Chroniques acides et amours incontrôlables. Nouvelles, poésies, roman
Chris Burden a l'air tout hébêté sur ce fameux cliché de 1971, où on lui panse le bras. On le comprend: il vient de se faire tirer dessus par un ami armé d'une carabine. Son ami est-il fou? Cocu? Possible, mais ce ne sont pas les raisons qui expliquent son geste. Ce qui explique son geste, c'est que Chris Burden est un artiste.
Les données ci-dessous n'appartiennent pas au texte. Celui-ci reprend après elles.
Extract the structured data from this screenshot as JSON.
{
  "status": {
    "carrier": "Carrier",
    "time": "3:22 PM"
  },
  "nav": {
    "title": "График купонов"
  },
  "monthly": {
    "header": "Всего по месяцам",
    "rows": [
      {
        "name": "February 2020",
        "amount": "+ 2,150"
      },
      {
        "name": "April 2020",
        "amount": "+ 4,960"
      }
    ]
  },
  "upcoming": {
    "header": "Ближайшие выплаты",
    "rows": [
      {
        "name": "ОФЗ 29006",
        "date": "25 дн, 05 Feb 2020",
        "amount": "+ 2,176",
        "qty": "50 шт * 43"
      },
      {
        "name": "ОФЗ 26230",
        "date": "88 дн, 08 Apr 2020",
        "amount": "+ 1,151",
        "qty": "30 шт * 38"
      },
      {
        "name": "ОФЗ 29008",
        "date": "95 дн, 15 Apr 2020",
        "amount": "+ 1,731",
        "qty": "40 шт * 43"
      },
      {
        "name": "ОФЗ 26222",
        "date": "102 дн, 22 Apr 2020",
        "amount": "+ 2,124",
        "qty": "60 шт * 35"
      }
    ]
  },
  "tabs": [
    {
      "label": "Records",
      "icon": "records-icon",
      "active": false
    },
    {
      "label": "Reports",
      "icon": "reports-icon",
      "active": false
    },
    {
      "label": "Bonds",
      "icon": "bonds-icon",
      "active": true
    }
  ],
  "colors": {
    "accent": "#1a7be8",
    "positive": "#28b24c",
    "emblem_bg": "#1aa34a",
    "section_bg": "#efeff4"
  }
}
Donc le fou des deux, c'est plutôt lui. Pourquoi a-t-il sommé un ami de lui tirer dans le bras? Les interprétations nous appartiennent, lui c'est un artiste avons-nous dit, en conséquence, il fait, et nous regardons, questionnons et jugeons. La guerre du Vietnam occupait alors l'actualité, mais plus généralement Burden est un artiste sacrificiel, christique, qui teste et éprouve la resistance de son corps. En croix sur sa Coccinelle on voit combien il est passé près de lancer une nouvelle religion.
Mais la violence de ce fou dangereux n'est pas uniquement retournée contre lui. Il s'adonne à pire que ça. Chris Burden tire sur les avions. On tire bien sur les ambulances, dirait une Françoise Giroud encore vivante. Certes, mais depuis le sol, avec un revolver, tirer sur un avion de tourisme dans le ciel californien est encore plus inutile que de tirer sur une ambulance. C'est une vaine barbarie, un peu absurde, peut-être désespérée. C'est en tous cas un geste pathétique, tragique, et vaguement burlesque. Cet homme a un talent certain pour la dramaturgie. Parfois c'est une toute petite dramaturgie, avec des conséquences minimes, comme lorsque il s'assied sur une chaise avec devant lui une pancarte mentionnant "je serai assis sur cette chaise jusqu'à ce que j'en tombe". On est loin du sacrifice d'Iphigénie. Mais tout de même, en tombant il s'est fait un bleu. Son corps est le medium, le mettre en danger, sa méthode.
Parfois il va trop loin, comme dans cette performance où il s'allonge sur la chaussée, entre le passage des voitures. La police l'arrête, mais la justice peine à formuler un chef d'inculpation. Parfois il ne va pas loin du tout: dans "white light/ white heat", il est dissimulé sur une plateforme suspendue au plafond, et le public passe sous lui sans le voir, sans imaginer la réélle supercherie d'une exposition, où, semble-t-il, il n'y a rien à voir.
Il s'est principalement fait connaître comme ça Burden, à l'aide de son corps, de l'usage qu'il en a fait. Ramper sur du verre pilé ne lui faisait pas peur. C'était un fer de lance du Body Art.
Aujourd'hui qu'il est moins jeune (notez le truisme), il s'est un peu rangé des voitures. Il s'adonne plus volontiers à la sculpture. Ses têtes de Méduses sont exposées ici et là: ce monde monstrueux et déformé par une industrialisation mortifère est tout à fait impresionnant, et fascine beaucoup de spectateurs.
Pour les amateurs d'art actuellement dans le sud-est de la France, je conseille l'exposition Ecce Homo Ludens; pas uniquement parce qu'un ancien professeur à moi en est l'un des deux commissaires, mais aussi pour le stabile de Burden exposé. Deux maquettes de titanic tournoient autour d'une tour Eiffel en Mécano, c'est moins estomaquant que le rouleau compresseur en levitation rotative, mais ça donne une idée de son travail. Et puis si on aime pas, on peut toujours lui dire que c'est qu'un con, il est encore vivant et habite Los-Angeles.